Врач тотчас согласился; и когда пастор Адамс принимал приглашение, много любезных слов было высказано обоими служителями церкви, которые в один голос изъявили свое высокое уважение к сану. Не успели они пробыть вместе и несколько минут, как между ними завязалась беседа о малой десятине, продолжавшаяся добрый час; и за этот час ни врачу, ни акцизному не представилось случая ввернуть хоть слово.
Затем предложено было перейти на общий разговор, и акцизный заговорил для начала о внешней политике; но некстати оброненное одним из собеседников слово повело к обсуждению того, сколь жестокую нужду терпят младшие служители церкви, и длительное это обсуждение завершилось тем, что были упомянуты девять томов проповедей. [59]
Барнабас привел бедного Адамса в полное уныние: мы живем, сказал он, в такой испорченный век, что никто сейчас проповедей не читает.
– Подумайте только, мистер Адамс! Я и сам (так он сказал) хотел однажды издать том своих проповедей, и у меня был на них одобрительный отзыв двух или трех епископов; но как вы полагаете, что предложил мне за них книгопродавец?

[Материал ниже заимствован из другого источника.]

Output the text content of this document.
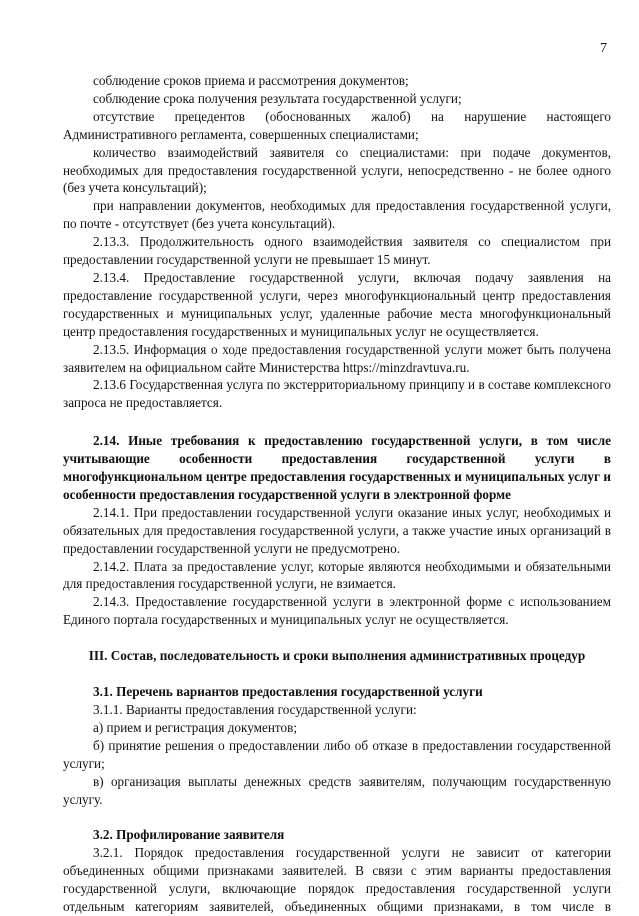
7

соблюдение сроков приема и рассмотрения документов;

соблюдение срока получения результата государственной услуги;

отсутствие прецедентов (обоснованных жалоб) на нарушение настоящего Административного регламента, совершенных специалистами;

количество взаимодействий заявителя со специалистами: при подаче документов, необходимых для предоставления государственной услуги, непосредственно - не более одного (без учета консультаций);

при направлении документов, необходимых для предоставления государственной услуги, по почте - отсутствует (без учета консультаций).

2.13.3. Продолжительность одного взаимодействия заявителя со специалистом при предоставлении государственной услуги не превышает 15 минут.

2.13.4. Предоставление государственной услуги, включая подачу заявления на предоставление государственной услуги, через многофункциональный центр предоставления государственных и муниципальных услуг, удаленные рабочие места многофункциональный центр предоставления государственных и муниципальных услуг не осуществляется.

2.13.5. Информация о ходе предоставления государственной услуги может быть получена заявителем на официальном сайте Министерства https://minzdravtuva.ru.

2.13.6 Государственная услуга по экстерриториальному принципу и в составе комплексного запроса не предоставляется.

2.14. Иные требования к предоставлению государственной услуги, в том числе учитывающие особенности предоставления государственной услуги в многофункциональном центре предоставления государственных и муниципальных услуг и особенности предоставления государственной услуги в электронной форме

2.14.1. При предоставлении государственной услуги оказание иных услуг, необходимых и обязательных для предоставления государственной услуги, а также участие иных организаций в предоставлении государственной услуги не предусмотрено.

2.14.2. Плата за предоставление услуг, которые являются необходимыми и обязательными для предоставления государственной услуги, не взимается.

2.14.3. Предоставление государственной услуги в электронной форме с использованием Единого портала государственных и муниципальных услуг не осуществляется.

III. Состав, последовательность и сроки выполнения административных процедур

3.1. Перечень вариантов предоставления государственной услуги

3.1.1. Варианты предоставления государственной услуги:

а) прием и регистрация документов;

б) принятие решения о предоставлении либо об отказе в предоставлении государственной услуги;

в) организация выплаты денежных средств заявителям, получающим государственную услугу.

3.2. Профилирование заявителя

3.2.1. Порядок предоставления государственной услуги не зависит от категории объединенных общими признаками заявителей. В связи с этим варианты предоставления государственной услуги, включающие порядок предоставления государственной услуги отдельным категориям заявителей, объединенных общими признаками, в том числе в

· · ·
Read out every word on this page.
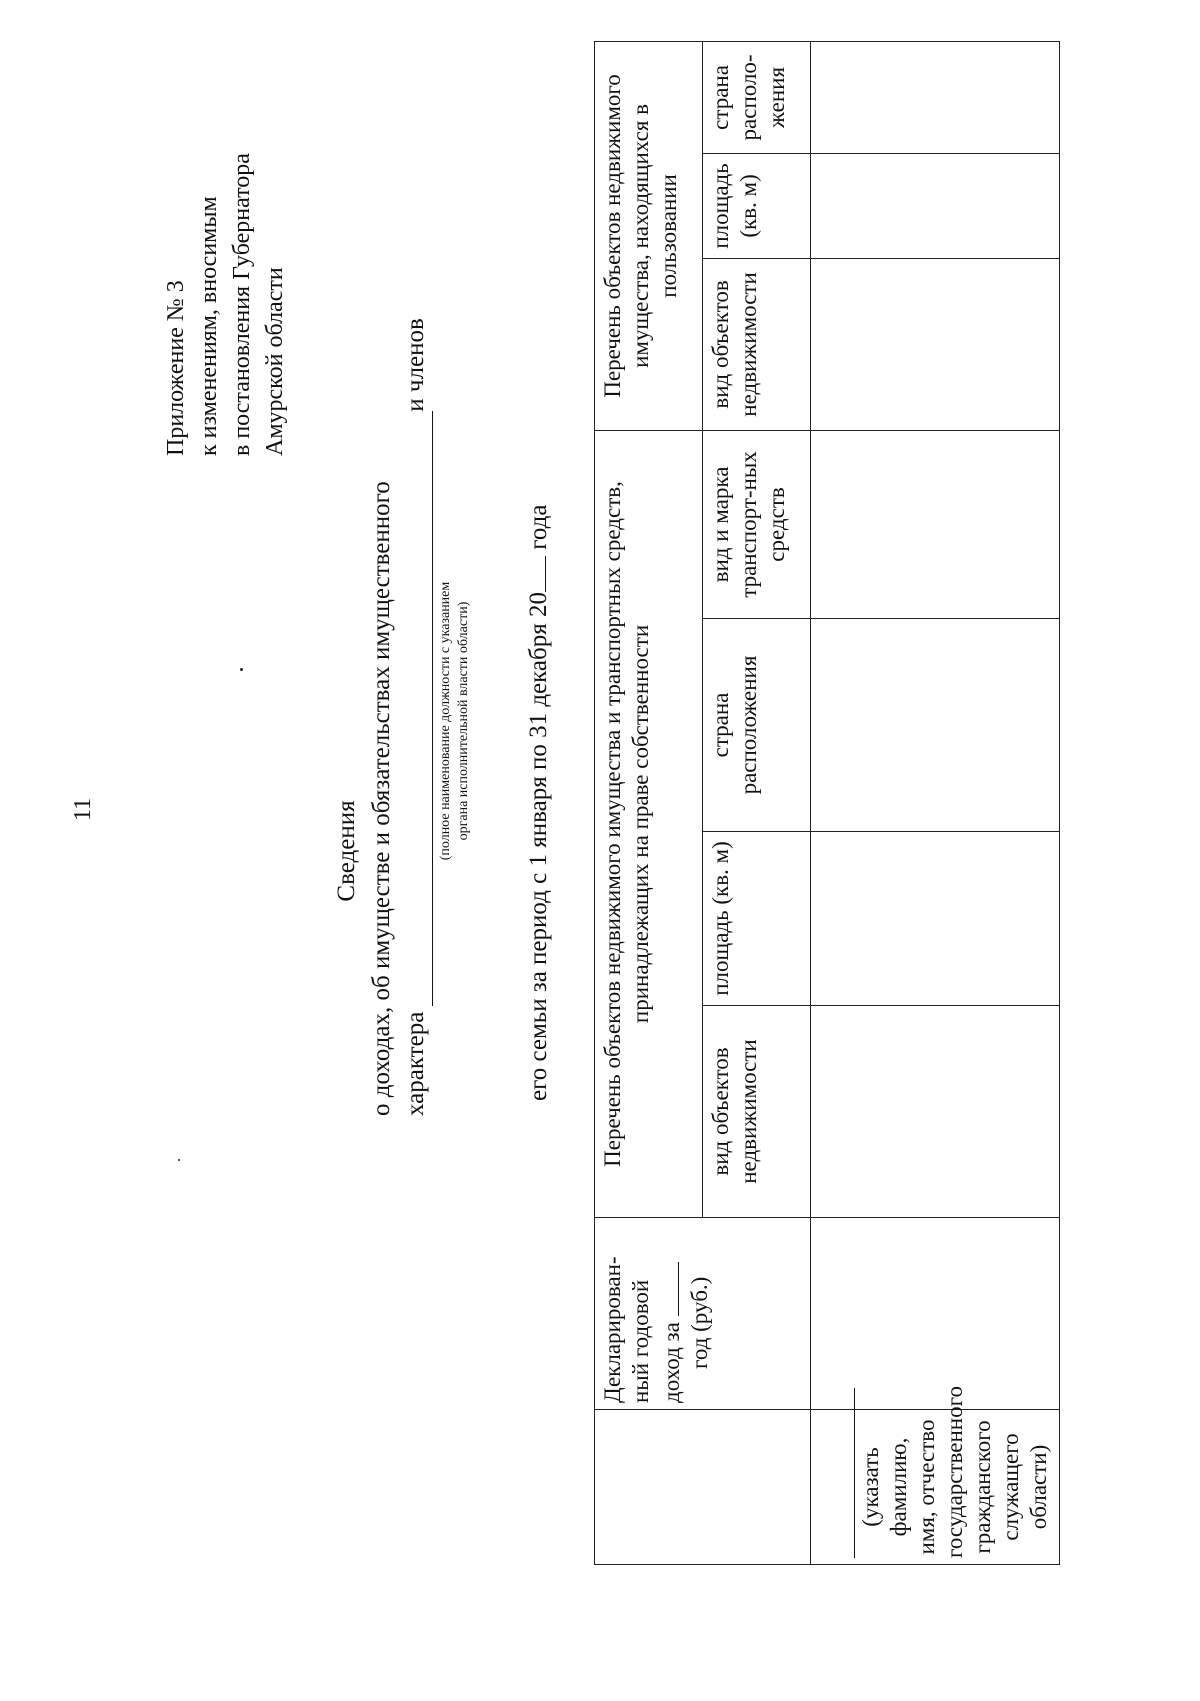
11
Приложение № 3 к изменениям, вносимым в постановления Губернатора Амурской области
Сведения о доходах, об имуществе и обязательствах имущественного характераи членов
(полное наименование должности с указанием органа исполнительной власти области) его семьи за период с 1 января по 31 декабря 20 года

	Декларирован- ный годовой доход за год (руб.)	Перечень объектов недвижимого имущества и транспортных средств, принадлежащих на праве собственности				Перечень объектов недвижимого имущества, находящихся в пользовании		
		вид объектов недвижимости	площадь (кв. м)	страна расположения	вид и марка транспорт-ных средств	вид объектов недвижимости	площадь (кв. м)	страна располо-жения

(указать фамилию, имя, отчество государственного гражданского служащего области)								
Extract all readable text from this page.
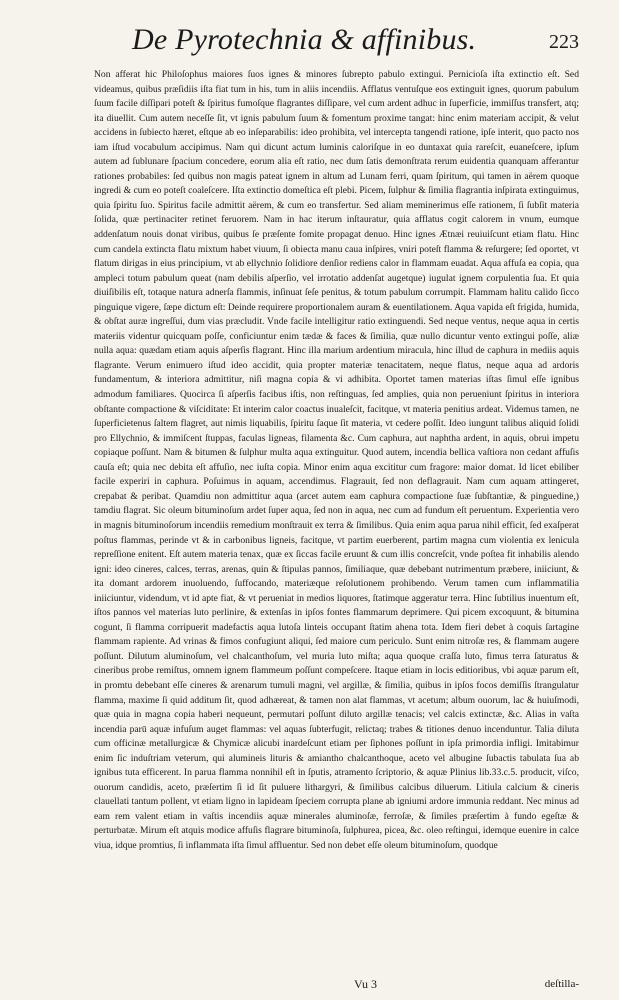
De Pyrotechnia & affinibus.	223
Non afferat hic Philoſophus maiores ſuos ignes & minores ſubrepto pabulo extingui. Pernicioſa iſta extinctio eſt. Sed videamus, quibus præſidiis iſta fiat tum in his, tum in aliis incendiis. Afflatus ventuſque eos extinguit ignes, quorum pabulum ſuum facile diſſipari poteſt & ſpiritus fumoſque flagrantes diſſipare, vel cum ardent adhuc in ſuperficie, immiſſus transfert, atq; ita diuellit. Cum autem neceſſe ſit, vt ignis pabulum ſuum & fomentum proxime tangat: hinc enim materiam accipit, & velut accidens in ſubiecto hæret, eſtque ab eo inſeparabilis: ideo prohibita, vel intercepta tangendi ratione, ipſe interit, quo pacto nos iam iſtud vocabulum accipimus. Nam qui dicunt actum luminis caloriſque in eo duntaxat quia rareſcit, euaneſcere, ipſum autem ad ſublunare ſpacium concedere, eorum alia eſt ratio, nec dum ſatis demonſtrata rerum euidentia quanquam afferantur rationes probabiles: ſed quibus non magis pateat ignem in altum ad Lunam ferri, quam ſpiritum, qui tamen in aërem quoque ingredi & cum eo poteſt coaleſcere. Iſta extinctio domeſtica eſt plebi. Picem, ſulphur & ſimilia flagrantia inſpirata extinguimus, quia ſpiritu ſuo. Spiritus facile admittit aërem, & cum eo transfertur. Sed aliam meminerimus eſſe rationem, ſi ſubſit materia ſolida, quæ pertinaciter retinet feruorem. Nam in hac iterum inſtauratur, quia afflatus cogit calorem in vnum, eumque addenſatum nouis donat viribus, quibus ſe præſente fomite propagat denuo. Hinc ignes Ætnæi reuiuiſcunt etiam flatu. Hinc cum candela extincta flatu mixtum habet viuum, ſi obiecta manu caua inſpires, vniri poteſt flamma & reſurgere; ſed oportet, vt flatum dirigas in eius principium, vt ab ellychnio ſolidiore denſior rediens calor in flammam euadat. Aqua affuſa ea copia, qua ampleci totum pabulum queat (nam debilis aſperſio, vel irrotatio addenſat augetque) iugulat ignem corpulentia ſua. Et quia diuiſibilis eſt, totaque natura adnerſa flammis, inſinuat ſeſe penitus, & totum pabulum corrumpit. Flammam halitu calido ſicco pinguique vigere, ſæpe dictum eſt: Deinde requirere proportionalem auram & euentilationem. Aqua vapida eſt frigida, humida, & obſtat auræ ingreſſui, dum vias præcludit. Vnde facile intelligitur ratio extinguendi. Sed neque ventus, neque aqua in certis materiis videntur quicquam poſſe, conficiuntur enim tædæ & faces & ſimilia, quæ nullo dicuntur vento extingui poſſe, aliæ nulla aqua: quædam etiam aquis aſperſis flagrant. Hinc illa marium ardentium miracula, hinc illud de caphura in mediis aquis flagrante. Verum enimuero iſtud ideo accidit, quia propter materiæ tenacitatem, neque flatus, neque aqua ad ardoris fundamentum, & interiora admittitur, niſi magna copia & vi adhibita. Oportet tamen materias iſtas ſimul eſſe ignibus admodum familiares. Quocirca ſi aſperſis facibus iſtis, non reſtinguas, ſed amplies, quia non perueniunt ſpiritus in interiora obſtante compactione & viſciditate: Et interim calor coactus inualeſcit, facitque, vt materia penitius ardeat. Videmus tamen, ne ſuperficietenus ſaltem flagret, aut nimis liquabilis, ſpiritu ſaque ſit materia, vt cedere poſſit. Ideo iungunt talibus aliquid ſolidi pro Ellychnio, & immiſcent ſtuppas, faculas ligneas, filamenta &c. Cum caphura, aut naphtha ardent, in aquis, obrui impetu copiaque poſſunt. Nam & bitumen & ſulphur multa aqua extinguitur. Quod autem, incendia bellica vaſtiora non cedant affuſis cauſa eſt; quia nec debita eſt affuſio, nec iuſta copia. Minor enim aqua excititur cum fragore: maior domat. Id licet ebiliber facile experiri in caphura. Poſuimus in aquam, accendimus. Flagrauit, ſed non deflagrauit. Nam cum aquam attingeret, crepabat & peribat. Quamdiu non admittitur aqua (arcet autem eam caphura compactione ſuæ ſubſtantiæ, & pinguedine,) tamdiu flagrat. Sic oleum bituminoſum ardet ſuper aqua, ſed non in aqua, nec cum ad fundum eſt peruentum. Experientia vero in magnis bituminoſorum incendiis remedium monſtrauit ex terra & ſimilibus. Quia enim aqua parua nihil efficit, ſed exaſperat poſtus flammas, perinde vt & in carbonibus ligneis, facitque, vt partim euerberent, partim magna cum violentia ex lenicula repreſſione enitent. Eſt autem materia tenax, quæ ex ſiccas facile eruunt & cum illis concreſcit, vnde poſtea fit inhabilis alendo igni: ideo cineres, calces, terras, arenas, quin & ſtipulas pannos, ſimiliaque, quæ debebant nutrimentum præbere, iniiciunt, & ita domant ardorem inuoluendo, ſuffocando, materiæque reſolutionem prohibendo. Verum tamen cum inflammatilia iniiciuntur, videndum, vt id apte fiat, & vt perueniat in medios liquores, ſtatimque aggeratur terra. Hinc ſubtilius inuentum eſt, iſtos pannos vel materias luto perlinire, & extenſas in ipſos fontes flammarum deprimere. Qui picem excoquunt, & bitumina cogunt, ſi flamma corripuerit madefactis aqua lutoſa linteis occupant ſtatim ahena tota. Idem fieri debet à coquis ſartagine flammam rapiente. Ad vrinas & fimos confugiunt aliqui, ſed maiore cum periculo. Sunt enim nitroſæ res, & flammam augere poſſunt. Dilutum aluminoſum, vel chalcanthoſum, vel muria luto miſta; aqua quoque craſſa luto, fimus terra ſaturatus & cineribus probe remiſtus, omnem ignem flammeum poſſunt compeſcere. Itaque etiam in locis editioribus, vbi aquæ parum eſt, in promtu debebant eſſe cineres & arenarum tumuli magni, vel argillæ, & ſimilia, quibus in ipſos focos demiſſis ſtrangulatur flamma, maxime ſi quid additum ſit, quod adhæreat, & tamen non alat flammas, vt acetum; album ouorum, lac & huiuſmodi, quæ quia in magna copia haberi nequeunt, permutari poſſunt diluto argillæ tenacis; vel calcis extinctæ, &c. Alias in vaſta incendia parū aquæ infuſum auget flammas: vel aquas ſubterfugit, relictaq; trabes & titiones denuo incenduntur. Talia diluta cum officinæ metallurgicæ & Chymicæ alicubi inardeſcunt etiam per ſiphones poſſunt in ipſa primordia infligi. Imitabimur enim ſic induſtriam veterum, qui alumineis lituris & amiantho chalcanthoque, aceto vel albugine ſubactis tabulata ſua ab ignibus tuta efficerent. In parua flamma nonnihil eſt in ſputis, atramento ſcriptorio, & aquæ Plinius lib.33.c.5. producit, viſco, ouorum candidis, aceto, præſertim ſi id ſit puluere lithargyri, & ſimilibus calcibus diluerum. Litiula calcium & cineris clauellati tantum pollent, vt etiam ligno in lapideam ſpeciem corrupta plane ab igniumi ardore immunia reddant. Nec minus ad eam rem valent etiam in vaſtis incendiis aquæ minerales aluminoſæ, ferroſæ, & ſimiles præſertim à fundo egeſtæ & perturbatæ. Mirum eſt atquis modice affuſis flagrare bituminoſa, ſulphurea, picea, &c. oleo reſtingui, idemque euenire in calce viua, idque promtius, ſi inflammata iſta ſimul affluentur. Sed non debet eſſe oleum bituminoſum, quodque
Vu 3	deſtilla-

– Да, уж верно, двенадцать гиней! – воскликнул Адамс.
– Даже двенадцати пенсов не предложил, вот как! – сказал Барнабас. – Да, этот скареда отказался дать мне в обмен хотя бы изданный им справочник к Библии. В конце концов я предложил ему напечатать их даром, лишь бы книга вышла с посвящением тому самому джентльмену, который только что пожаловал сюда в собственной карете; и представьте себе, книгопродавец имел наглость отклонить мое предложение, и я, таким образом, потерял хороший приход, который впоследствии был отдан в обмен за легавого щенка человеку, который… но я не хочу ничего говорить против лица, облеченного в сан. Так что вы понимаете, мистер Адамс, на что вы можете рассчитывать; потому что если бы проповеди имели хождение, то я полагаю… не хочу хвалить себя, но, чтобы долго не распространяться, скажу: три епископа нашли, что это лучшие проповеди, какие только были написаны; но поистине проповедей напечатано весьма изрядное количество, и они еще не все раскуплены.
– Простите, сэр, – сказал Адамс, – как вы полагаете, сколько их напечатано?
– Сэр, – ответил Барнабас, – один книгопродавец говорил мне, что, по его счету, пять тысяч томов, не меньше.
– Пять тысяч! – вмешался врач. – О чем же они могут быть написаны? Помнится, когда я был мальчишкой, мне доводилось читать некоего Тиллотсона [60]; и право, если бы человек осуществлял хоть половину того, что проповедуется хотя бы в одной из этих проповедей, он попал бы прямехонько в рай.
– Доктор! – вскричал Барнабас. – Вы богохульствуете, и я должен поставить это вам в укор. Как бы часто ни внушался человеку его долг, здесь повторение не может быть излишним. А что касается Тиллотсона, то он, конечно, хороший автор и превосходно излагает вещи, но – к чему сравнения? И другой человек может написать не хуже… Я думаю, иные из моих проповедей… – и тут он поднес свечу к своей трубке.
– Я думаю, что и среди моих найдутся такие, – воскликнул Адамс, – которые любой епископ признал бы не совсем недостойными издания; и мне говорили, что я могу выручить за них весьма изрядную (даже огромную!) сумму.
– Едва ли так, – ответил Барнабас, – однако если вы хотите получить за них малую толику денег, то, может быть, вам удастся их продать, предлагая их как «рукопись проповедей одного священнослужителя, недавно скончавшегося, доселе не опубликованных, и с полным ручательством за подлинность каждой». А знаете, мне пришла мысль: я буду вам очень обязан, если у вас найдется среди них надгробное слово и вы мне разрешите позаимствовать его у вас; мне сегодня предстоит говорить проповедь на похоронах, а я не набросал еще ни строчки, хотя мне обещана двойная плата.
Адамс отвечал, что такая речь у него только одна, но он боится, что она не подойдет Барнабасу, так как посвящена памяти некоего судьи, который проявлял необычайное усердие в охране нравственности своих ближних – настолько, что в приходе, где он жил, не осталось ни одного кабака и ни одной распутной женщины.